Knight Frank director (research and consultancy) Nicholas Mak said that he expects office rentals to continue declining by 14-19 per cent islandwide in the next 12 months (from current levels) as the global financial turmoil and possible mergers and acquisitions contribute to consolidation and reduction in office demand.

Giving her take on weakening office demand, DTZ executive director Ong Choon Fah said: ‘Most companies are in cost containment mode and would be looking for ways to manage the increase in their accommodation costs. There has also been quite a lot of leakage of CBD office demand to business parks and vacant state properties converted to offices.’

Mrs Ong reckoned that headline office rents may not come down much but noted that leasing incentives like rent-free periods have started to reappear. Agreeing, an analyst said: ‘Major landlords will try to maintain headline rents, because once rents come down, it affects their whole portfolio.’

Besides weaker demand for office space amid the financial turmoil, Knight Frank’s Mr Mak attributed the softening rentals in Q3 to the government’s efforts to increase office supply (including transitional office sites). ‘In addition, landlords are more cognisant of the substantial supply of office space that will be completed from 2010 and have become more realistic and flexible in their rental expectation when it comes to lease negotiations; they want to hold on to their tenants and maintain their buildings’ occupancy rates,’ Mr Mak said.

The fall in the average Grade A Raffles Place rental value in Q3 marks the first quarterly decline since Q2 2004. This incipient weakening follows a rapid escalation in office rentals over the past two years on the back of tightening supply and strong demand from occupiers, including global financial institutions expanding their operations in Singapore. Average Grade A Raffles Place rents surged 82 per cent last year and that was on top of the 67 per cent gain posted in 2006, according to Knight Frank.

But it’s a different story now. ‘Since Q1 2008, there appears to be a crack in the growth momentum for office demand in the Downtown Core area due to external factors such as the US sub-prime crisis that began in the second half of last year,’ said Mr Mak.
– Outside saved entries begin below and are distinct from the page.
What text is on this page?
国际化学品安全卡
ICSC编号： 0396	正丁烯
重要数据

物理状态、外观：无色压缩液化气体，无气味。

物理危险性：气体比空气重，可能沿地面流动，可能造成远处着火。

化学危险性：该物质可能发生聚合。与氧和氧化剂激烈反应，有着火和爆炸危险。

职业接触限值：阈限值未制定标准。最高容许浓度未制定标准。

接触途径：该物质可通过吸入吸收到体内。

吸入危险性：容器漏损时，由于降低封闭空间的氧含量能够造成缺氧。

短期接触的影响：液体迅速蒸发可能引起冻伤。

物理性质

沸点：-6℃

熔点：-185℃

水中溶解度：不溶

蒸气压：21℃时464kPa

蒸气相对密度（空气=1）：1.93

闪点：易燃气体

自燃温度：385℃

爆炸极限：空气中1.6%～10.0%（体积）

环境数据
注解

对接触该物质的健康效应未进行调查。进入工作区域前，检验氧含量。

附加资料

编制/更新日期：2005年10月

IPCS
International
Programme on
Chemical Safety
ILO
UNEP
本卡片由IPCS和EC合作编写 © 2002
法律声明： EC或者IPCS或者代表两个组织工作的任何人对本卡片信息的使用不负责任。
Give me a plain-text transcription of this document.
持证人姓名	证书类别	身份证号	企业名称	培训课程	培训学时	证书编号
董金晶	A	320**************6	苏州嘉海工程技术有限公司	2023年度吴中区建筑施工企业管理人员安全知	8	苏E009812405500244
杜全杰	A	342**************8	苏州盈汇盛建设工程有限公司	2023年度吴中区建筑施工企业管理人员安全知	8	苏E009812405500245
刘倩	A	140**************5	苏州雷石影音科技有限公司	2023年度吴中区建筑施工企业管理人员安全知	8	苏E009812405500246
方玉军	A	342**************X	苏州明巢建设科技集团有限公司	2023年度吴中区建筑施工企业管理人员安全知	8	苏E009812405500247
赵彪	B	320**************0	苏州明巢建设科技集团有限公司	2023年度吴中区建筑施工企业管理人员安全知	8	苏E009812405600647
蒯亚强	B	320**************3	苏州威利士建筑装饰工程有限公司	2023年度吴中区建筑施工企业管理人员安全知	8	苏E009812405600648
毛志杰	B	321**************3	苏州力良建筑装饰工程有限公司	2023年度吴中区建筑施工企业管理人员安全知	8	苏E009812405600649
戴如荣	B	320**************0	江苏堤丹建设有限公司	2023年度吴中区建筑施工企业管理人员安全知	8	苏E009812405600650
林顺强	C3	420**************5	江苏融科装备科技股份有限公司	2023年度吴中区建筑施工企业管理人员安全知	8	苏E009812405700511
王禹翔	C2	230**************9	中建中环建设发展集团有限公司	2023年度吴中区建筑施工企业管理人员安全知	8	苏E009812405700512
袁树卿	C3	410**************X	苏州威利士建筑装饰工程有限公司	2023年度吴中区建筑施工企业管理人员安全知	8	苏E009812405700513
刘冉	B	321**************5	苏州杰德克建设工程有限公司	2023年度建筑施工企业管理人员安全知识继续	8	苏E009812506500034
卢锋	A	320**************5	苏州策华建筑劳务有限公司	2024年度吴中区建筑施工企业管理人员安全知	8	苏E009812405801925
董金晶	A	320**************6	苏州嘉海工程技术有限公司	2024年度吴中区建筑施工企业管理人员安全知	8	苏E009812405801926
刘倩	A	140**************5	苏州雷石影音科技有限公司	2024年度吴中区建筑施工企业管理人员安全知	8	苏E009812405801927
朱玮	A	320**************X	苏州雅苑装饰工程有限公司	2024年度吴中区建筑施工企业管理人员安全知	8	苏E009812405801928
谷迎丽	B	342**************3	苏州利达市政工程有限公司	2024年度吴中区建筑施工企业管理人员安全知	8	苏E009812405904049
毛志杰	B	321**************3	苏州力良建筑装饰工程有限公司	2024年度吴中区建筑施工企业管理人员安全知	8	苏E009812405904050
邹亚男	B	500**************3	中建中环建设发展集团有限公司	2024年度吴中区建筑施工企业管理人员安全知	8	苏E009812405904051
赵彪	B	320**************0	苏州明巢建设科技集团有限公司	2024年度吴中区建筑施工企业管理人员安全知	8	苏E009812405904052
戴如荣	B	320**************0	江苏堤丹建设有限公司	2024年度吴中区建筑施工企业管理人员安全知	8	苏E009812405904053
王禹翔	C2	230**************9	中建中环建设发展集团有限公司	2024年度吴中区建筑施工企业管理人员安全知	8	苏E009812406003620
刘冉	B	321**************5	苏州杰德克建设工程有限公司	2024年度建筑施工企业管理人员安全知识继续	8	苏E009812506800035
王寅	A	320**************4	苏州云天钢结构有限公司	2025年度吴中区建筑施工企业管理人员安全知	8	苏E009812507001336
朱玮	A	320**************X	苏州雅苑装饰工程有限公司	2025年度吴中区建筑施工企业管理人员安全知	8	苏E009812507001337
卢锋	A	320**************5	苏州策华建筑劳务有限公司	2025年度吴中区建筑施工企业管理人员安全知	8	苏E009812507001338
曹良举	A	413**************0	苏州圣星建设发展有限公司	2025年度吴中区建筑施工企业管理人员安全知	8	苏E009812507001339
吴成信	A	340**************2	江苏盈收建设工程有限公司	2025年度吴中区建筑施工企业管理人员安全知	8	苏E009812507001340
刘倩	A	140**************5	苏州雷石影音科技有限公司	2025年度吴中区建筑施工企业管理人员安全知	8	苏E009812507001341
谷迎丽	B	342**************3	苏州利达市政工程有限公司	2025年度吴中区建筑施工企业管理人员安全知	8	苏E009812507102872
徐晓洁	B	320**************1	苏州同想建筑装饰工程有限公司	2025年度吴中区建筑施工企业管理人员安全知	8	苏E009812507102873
The slowdown in demand in the Downtown Core area – which includes the key office districts like Raffles Place/Marina Bay, Shenton Way and Marina Centre – and tapering off in rentals in Q3 does not come as a surprise, he adds. ‘The tenants in this area are primarily financial institutions, many of which had already completed their expansion or consolidation plans over the last 24 months and some are adopting a more cautious approach by putting any further expansion plans on hold,’ Mr Mak observed.

Knight Frank’s data showed that Grade B offices in Singapore also experienced downward pressure on rentals in Q3. The biggest fall was in the Orchard Road location, where the average rent decreased 7.8 per cent quarter-on-quarter to $10.70 psf a month in Q3. Raffles Place and Shenton Way/ Robinson Rd/Tanjong Pagar Grade B offices were less impacted by easing office rentals and dipped by 1.8 per cent and 2 per cent quarter-on-quarter respectively.

As a whole, offices in non-CBD locations also mirrored the general slowdown in rental in Q3. Rentals continued to weaken for the Beach Road/Middle Road area, with a 3.4 per cent quarter-on-quarter drop. Suburban areas too met a similar fate with quarter-on-quarter rental decreases ranging from 1-8 per cent.

Looking ahead, Knight Frank said that in the short term, the beleaguered financial markets are expected to lead to many firms either postponing their expansion plans or consolidating their space usage. Restructuring at some organisations could lead to sub-letting of excess space to ease cashflow problems.